Sunny Levine, “Love Rhino” (Quango): Levine, better known for producing the Happy Mondays and Pete Yorn, turns out his first-ever album.

Lynyrd Skynyrd, “Street Survivors: Deluxe Edition — 30th Anniversary” (Geffen/ UMe): The final studio set by the Southern rock group’s original lineup sports new live tracks as well as the first, unreleased version of the album.

Mason Proper, “Short Hand” (Covecotte): The experimental rockers from Ypsilanti follow their 2007 debut album with this EP of live tracks and video footage.

Alex Nackman, “Still Life Moves” (Long Road):

The fifth album from the roots rocker whose songs have been heard on “The Hills” and “Real World Denver.”

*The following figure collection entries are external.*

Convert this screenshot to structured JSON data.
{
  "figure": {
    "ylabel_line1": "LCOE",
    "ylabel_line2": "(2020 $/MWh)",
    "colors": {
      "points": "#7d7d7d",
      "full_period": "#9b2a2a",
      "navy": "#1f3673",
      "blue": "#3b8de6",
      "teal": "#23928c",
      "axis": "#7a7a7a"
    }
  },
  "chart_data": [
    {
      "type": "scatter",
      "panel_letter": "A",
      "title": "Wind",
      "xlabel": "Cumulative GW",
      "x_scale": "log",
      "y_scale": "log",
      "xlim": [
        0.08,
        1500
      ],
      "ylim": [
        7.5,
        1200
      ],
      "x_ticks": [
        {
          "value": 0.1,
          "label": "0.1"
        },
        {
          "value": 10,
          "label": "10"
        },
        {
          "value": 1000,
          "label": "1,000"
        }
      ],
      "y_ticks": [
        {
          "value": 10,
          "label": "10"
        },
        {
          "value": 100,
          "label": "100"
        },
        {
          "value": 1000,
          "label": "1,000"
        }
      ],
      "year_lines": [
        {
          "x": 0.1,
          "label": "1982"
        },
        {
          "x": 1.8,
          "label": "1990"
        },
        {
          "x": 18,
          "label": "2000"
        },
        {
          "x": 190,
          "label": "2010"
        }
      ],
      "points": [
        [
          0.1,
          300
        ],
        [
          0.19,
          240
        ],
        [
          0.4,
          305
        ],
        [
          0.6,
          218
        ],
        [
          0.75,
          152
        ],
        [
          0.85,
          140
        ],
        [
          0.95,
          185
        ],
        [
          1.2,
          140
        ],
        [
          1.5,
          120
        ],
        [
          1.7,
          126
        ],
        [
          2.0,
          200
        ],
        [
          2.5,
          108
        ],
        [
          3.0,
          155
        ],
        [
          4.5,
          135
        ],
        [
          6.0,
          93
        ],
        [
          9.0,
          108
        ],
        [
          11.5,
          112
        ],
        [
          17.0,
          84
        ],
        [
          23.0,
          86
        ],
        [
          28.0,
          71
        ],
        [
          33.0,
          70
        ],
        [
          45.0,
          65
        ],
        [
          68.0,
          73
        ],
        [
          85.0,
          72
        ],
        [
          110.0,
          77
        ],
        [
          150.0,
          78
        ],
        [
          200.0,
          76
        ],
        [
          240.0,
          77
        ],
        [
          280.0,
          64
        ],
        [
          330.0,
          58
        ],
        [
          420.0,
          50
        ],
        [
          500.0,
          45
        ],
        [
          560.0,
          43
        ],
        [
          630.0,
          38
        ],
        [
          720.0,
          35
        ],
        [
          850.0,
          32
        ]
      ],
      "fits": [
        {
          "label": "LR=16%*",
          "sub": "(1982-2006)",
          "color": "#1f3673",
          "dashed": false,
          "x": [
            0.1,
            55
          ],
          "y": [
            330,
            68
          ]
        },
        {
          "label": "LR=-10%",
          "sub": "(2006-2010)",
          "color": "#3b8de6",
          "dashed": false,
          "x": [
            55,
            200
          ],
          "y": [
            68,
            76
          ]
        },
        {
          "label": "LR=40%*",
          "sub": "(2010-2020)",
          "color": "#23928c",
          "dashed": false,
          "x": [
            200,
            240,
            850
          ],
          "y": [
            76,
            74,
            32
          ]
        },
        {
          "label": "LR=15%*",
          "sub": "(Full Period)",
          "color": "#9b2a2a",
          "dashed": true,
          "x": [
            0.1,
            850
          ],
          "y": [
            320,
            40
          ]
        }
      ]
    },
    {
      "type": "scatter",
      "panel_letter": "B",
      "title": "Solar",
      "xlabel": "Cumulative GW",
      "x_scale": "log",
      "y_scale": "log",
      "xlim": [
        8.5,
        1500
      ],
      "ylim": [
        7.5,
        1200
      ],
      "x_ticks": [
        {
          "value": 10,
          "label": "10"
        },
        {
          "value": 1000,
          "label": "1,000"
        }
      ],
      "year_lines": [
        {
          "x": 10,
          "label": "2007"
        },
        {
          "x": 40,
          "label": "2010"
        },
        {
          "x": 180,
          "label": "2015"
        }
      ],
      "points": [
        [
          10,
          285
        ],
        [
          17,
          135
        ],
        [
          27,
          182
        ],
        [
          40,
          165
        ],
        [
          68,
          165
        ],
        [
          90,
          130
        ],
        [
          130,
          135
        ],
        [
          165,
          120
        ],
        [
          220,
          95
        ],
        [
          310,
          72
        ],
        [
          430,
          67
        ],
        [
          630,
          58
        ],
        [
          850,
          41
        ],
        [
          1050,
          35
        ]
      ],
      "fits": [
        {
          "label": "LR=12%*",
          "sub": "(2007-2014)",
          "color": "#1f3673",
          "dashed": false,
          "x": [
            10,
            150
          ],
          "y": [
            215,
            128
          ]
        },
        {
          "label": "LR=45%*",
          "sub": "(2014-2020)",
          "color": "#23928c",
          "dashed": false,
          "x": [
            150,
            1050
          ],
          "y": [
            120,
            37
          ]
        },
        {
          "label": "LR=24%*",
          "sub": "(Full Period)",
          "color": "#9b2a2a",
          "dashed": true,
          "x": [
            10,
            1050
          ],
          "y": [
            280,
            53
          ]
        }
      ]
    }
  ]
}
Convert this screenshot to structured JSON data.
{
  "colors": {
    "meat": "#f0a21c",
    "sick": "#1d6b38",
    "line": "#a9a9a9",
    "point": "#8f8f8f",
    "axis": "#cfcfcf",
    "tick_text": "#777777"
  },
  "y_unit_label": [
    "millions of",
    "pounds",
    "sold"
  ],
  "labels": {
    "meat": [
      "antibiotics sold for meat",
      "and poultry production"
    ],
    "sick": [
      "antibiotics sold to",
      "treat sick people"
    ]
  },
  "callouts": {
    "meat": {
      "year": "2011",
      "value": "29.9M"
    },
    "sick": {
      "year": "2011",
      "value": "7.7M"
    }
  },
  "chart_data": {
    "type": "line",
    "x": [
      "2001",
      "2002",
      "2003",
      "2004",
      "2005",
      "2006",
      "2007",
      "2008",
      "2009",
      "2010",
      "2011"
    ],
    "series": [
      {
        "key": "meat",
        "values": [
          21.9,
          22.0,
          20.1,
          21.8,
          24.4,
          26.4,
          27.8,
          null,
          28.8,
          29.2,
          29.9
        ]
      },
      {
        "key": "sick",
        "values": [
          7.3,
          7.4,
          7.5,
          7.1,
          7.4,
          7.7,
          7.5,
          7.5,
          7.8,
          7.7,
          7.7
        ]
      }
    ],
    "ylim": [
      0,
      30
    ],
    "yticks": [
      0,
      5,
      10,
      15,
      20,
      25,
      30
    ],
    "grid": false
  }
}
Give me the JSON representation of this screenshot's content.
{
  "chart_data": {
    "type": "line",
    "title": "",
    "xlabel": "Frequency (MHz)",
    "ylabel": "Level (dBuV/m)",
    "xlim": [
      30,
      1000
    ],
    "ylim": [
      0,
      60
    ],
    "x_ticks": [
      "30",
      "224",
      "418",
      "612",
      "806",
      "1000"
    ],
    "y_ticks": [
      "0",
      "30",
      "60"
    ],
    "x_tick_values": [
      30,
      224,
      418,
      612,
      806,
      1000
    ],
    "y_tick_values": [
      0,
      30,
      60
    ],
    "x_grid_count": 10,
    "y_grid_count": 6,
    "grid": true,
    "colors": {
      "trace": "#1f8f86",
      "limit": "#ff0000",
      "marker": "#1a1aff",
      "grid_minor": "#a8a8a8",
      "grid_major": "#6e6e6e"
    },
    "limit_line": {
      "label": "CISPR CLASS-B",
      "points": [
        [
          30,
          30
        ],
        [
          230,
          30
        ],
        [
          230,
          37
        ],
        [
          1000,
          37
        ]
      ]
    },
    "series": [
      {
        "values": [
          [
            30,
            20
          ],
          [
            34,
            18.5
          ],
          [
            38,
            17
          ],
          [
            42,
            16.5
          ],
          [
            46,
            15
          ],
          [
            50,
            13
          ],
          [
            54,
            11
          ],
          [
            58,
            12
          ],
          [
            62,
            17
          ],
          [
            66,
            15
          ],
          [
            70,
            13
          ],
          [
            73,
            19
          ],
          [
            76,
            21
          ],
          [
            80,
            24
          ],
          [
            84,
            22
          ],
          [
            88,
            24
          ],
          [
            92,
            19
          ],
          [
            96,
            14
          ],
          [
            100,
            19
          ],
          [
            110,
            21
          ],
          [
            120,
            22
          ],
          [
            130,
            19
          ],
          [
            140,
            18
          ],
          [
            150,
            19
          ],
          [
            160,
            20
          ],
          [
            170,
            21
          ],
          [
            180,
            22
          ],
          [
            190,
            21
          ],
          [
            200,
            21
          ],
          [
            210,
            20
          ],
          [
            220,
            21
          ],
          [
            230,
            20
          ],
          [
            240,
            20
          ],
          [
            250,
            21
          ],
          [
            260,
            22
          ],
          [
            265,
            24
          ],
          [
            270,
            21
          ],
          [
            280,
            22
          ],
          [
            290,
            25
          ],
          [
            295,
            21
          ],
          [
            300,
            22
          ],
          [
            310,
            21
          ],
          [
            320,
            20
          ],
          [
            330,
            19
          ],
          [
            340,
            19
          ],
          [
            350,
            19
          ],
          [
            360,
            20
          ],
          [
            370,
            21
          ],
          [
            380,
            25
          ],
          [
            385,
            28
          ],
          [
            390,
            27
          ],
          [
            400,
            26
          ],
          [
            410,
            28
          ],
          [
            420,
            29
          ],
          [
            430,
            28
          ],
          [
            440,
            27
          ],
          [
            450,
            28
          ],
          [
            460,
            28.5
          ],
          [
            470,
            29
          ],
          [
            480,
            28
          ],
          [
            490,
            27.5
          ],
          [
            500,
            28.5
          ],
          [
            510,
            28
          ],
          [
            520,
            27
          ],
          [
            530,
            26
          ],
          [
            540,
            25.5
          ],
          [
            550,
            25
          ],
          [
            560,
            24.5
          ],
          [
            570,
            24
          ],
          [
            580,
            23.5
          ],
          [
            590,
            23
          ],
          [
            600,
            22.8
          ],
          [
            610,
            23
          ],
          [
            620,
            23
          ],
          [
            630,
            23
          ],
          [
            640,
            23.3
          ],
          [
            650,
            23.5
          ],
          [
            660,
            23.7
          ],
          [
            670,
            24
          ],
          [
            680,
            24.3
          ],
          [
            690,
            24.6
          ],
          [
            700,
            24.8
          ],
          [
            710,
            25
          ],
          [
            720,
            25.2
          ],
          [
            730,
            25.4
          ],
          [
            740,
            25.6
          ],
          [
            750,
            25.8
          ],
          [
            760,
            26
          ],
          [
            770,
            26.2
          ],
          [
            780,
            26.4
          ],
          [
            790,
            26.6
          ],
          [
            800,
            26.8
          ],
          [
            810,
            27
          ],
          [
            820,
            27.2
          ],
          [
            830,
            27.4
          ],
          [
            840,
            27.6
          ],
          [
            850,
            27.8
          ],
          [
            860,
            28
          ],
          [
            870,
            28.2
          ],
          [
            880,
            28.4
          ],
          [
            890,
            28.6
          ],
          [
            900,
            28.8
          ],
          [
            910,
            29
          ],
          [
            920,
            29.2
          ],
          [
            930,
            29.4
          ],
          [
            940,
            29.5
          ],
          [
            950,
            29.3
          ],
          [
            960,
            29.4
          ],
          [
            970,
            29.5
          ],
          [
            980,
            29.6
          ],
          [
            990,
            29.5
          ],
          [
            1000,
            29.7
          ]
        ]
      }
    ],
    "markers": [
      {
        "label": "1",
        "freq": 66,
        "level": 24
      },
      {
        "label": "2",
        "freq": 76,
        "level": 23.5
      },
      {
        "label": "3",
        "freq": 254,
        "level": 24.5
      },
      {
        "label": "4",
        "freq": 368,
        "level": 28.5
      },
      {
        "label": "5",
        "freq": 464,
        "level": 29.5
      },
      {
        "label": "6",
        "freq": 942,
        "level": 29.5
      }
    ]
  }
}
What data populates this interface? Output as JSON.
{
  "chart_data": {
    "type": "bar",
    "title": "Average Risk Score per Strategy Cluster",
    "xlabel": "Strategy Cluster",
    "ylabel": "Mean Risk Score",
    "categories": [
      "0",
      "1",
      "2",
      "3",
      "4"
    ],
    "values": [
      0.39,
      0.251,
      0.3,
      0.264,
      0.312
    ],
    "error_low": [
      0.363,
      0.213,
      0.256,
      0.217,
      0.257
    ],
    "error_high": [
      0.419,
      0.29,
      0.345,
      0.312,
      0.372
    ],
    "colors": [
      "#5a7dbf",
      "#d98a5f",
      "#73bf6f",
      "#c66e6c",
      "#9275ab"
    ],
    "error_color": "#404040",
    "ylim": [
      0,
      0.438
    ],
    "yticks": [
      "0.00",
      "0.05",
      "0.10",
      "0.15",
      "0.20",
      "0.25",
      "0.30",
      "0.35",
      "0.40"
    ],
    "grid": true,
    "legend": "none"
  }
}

Waco Brothers, “Waco Express: Live and Kicking at Schubas Tavern” (Bloodshot):

The title says it all; few bands kick better in a live setting than these twangy Chicago madmen.

What Made Milwaukee Famous, “What Doesn’t Kill Us” (Barsuk): The sophomore album from the modern rock group — which actually hails from Texas.

Whiskeytown, “Strangers Almanac” (Mood Food/Outpost/Geffen/UMe):

Ryan Adams and company’s major label debut is expanded with live tracks, covers and unreleased demos.

Jim White, “Transnormal Skiperoo” (Luaka Bop): The fifth album from the Florida born former Pentacostal fashion model, New York cab driver, pro surfer and filmmaker — kind of like a whole band in one person.